Notulen Provinciale Staten
Vergadering van 25 maart 2009 18453
Interpellatie van de VVD over de Rijnlandroute; hamerstukken; sluiting
Daarmee ben ik aan het onderhandelen met de minister. U zult moeten wachten op wat eruit gaat komen. Daar ben ik op aanspreekbaar en voor verantwoordelijk en daar zal ik verantwoording over afleggen elke keer weer als u dat wilt. Of ik daar ook op afgerekend moet worden, dat is voor mij nu niet aan de orde. Dat oordeel is zelfs ook aan u. De VOORZITTER: Ik stel voor de beraadslaging te sluiten. Is er nog behoefte aan het afleggen van een stemverklaring? Zo niet, dan is aan de orde de stemming op stuk nummer 138 van mevrouw Nulkes en de haren over de buitenomvariant van de Rijnlandroute. Wie is voor die motie? Die motie is bij afwezigheid van de fractie van de Partij voor de Dieren en de Onafhankelijke Groep Trinthamer en Leefbaar Zuid Holland met algemene stemmen aangenomen.

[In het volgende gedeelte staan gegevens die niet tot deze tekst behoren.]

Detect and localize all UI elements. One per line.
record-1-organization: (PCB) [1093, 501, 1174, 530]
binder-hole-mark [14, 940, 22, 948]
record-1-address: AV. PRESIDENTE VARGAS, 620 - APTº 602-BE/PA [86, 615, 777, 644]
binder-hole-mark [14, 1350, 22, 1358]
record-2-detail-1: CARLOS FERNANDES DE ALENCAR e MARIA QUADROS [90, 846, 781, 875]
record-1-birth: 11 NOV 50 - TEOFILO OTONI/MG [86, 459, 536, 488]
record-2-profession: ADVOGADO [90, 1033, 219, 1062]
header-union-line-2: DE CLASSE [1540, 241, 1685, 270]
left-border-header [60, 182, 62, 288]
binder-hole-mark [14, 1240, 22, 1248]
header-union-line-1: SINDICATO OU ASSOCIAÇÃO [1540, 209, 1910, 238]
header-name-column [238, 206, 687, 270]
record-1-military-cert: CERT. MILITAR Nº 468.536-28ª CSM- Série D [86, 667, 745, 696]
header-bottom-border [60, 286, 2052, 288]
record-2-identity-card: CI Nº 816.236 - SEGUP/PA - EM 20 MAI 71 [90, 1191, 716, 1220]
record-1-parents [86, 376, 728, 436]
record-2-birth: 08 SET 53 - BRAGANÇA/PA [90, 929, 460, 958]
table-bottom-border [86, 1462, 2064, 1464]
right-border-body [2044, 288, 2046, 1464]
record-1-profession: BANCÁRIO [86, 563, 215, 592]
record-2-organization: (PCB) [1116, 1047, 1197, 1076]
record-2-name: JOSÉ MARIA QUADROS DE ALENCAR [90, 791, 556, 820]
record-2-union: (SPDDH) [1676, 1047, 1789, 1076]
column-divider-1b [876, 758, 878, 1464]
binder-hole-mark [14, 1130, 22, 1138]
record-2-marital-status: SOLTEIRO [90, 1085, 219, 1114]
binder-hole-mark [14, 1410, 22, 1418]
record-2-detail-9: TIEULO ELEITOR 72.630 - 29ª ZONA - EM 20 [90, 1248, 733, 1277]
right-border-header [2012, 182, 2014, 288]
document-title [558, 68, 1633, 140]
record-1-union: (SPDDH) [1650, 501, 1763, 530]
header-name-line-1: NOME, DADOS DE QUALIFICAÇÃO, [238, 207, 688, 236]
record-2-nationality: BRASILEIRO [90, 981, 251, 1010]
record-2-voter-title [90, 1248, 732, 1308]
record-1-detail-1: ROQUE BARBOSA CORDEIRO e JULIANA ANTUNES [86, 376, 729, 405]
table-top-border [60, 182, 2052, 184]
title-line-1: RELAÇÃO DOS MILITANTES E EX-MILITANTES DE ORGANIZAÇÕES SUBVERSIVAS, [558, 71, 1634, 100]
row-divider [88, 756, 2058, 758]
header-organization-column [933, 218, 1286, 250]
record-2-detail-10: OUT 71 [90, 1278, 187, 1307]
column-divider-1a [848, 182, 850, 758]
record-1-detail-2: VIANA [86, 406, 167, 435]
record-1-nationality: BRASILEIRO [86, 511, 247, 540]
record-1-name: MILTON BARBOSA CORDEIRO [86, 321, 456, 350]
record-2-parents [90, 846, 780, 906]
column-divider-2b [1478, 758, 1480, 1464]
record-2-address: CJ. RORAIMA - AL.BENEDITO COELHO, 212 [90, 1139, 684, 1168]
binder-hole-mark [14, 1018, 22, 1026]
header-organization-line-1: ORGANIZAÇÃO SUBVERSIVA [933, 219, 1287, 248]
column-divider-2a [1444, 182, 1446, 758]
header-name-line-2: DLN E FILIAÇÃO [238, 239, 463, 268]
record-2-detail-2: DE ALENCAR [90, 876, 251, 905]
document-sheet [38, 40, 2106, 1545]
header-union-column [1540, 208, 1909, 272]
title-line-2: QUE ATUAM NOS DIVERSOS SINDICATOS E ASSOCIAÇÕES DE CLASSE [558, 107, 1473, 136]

MOTIE 138 WORDT AANGENOMEN.
MET
ALGEMENE
STEMMEN
6. HAMERSTUKKEN A. VOORSTEL VAN GEDEPUTEERDE STATEN TOT HET VERLENEN VAN SUBSIDIE ZONEBEHEER AAN DE MILIEUDIENST ZUID-HOLLAND ZUID (6040) B. VOORSTEL VAN GEDEPUTEERDE STATEN OVER OPENSTELLING REGELING PROBLEEMGEBIEDENVERGOEDING IN VEENWEIDEGEBIED ZUID-HOLLAND (6043) C. VOORSTEL VAN DE STATENCOMMISSIES INZAKE AANGENOMEN EN AFGEHANDELDE MOTIES VAN PROVINCIALE STATEN (6042) DEZE VOORSTELLEN WORDEN ZONDER BERAADSLAGING EN ZONDER HOOFDELIJKE STEMMING AANGENOMEN. SLUITING VAN DE VERGADERING De VOORZITTER: Ik sluit de vergadering om 15.50 uur.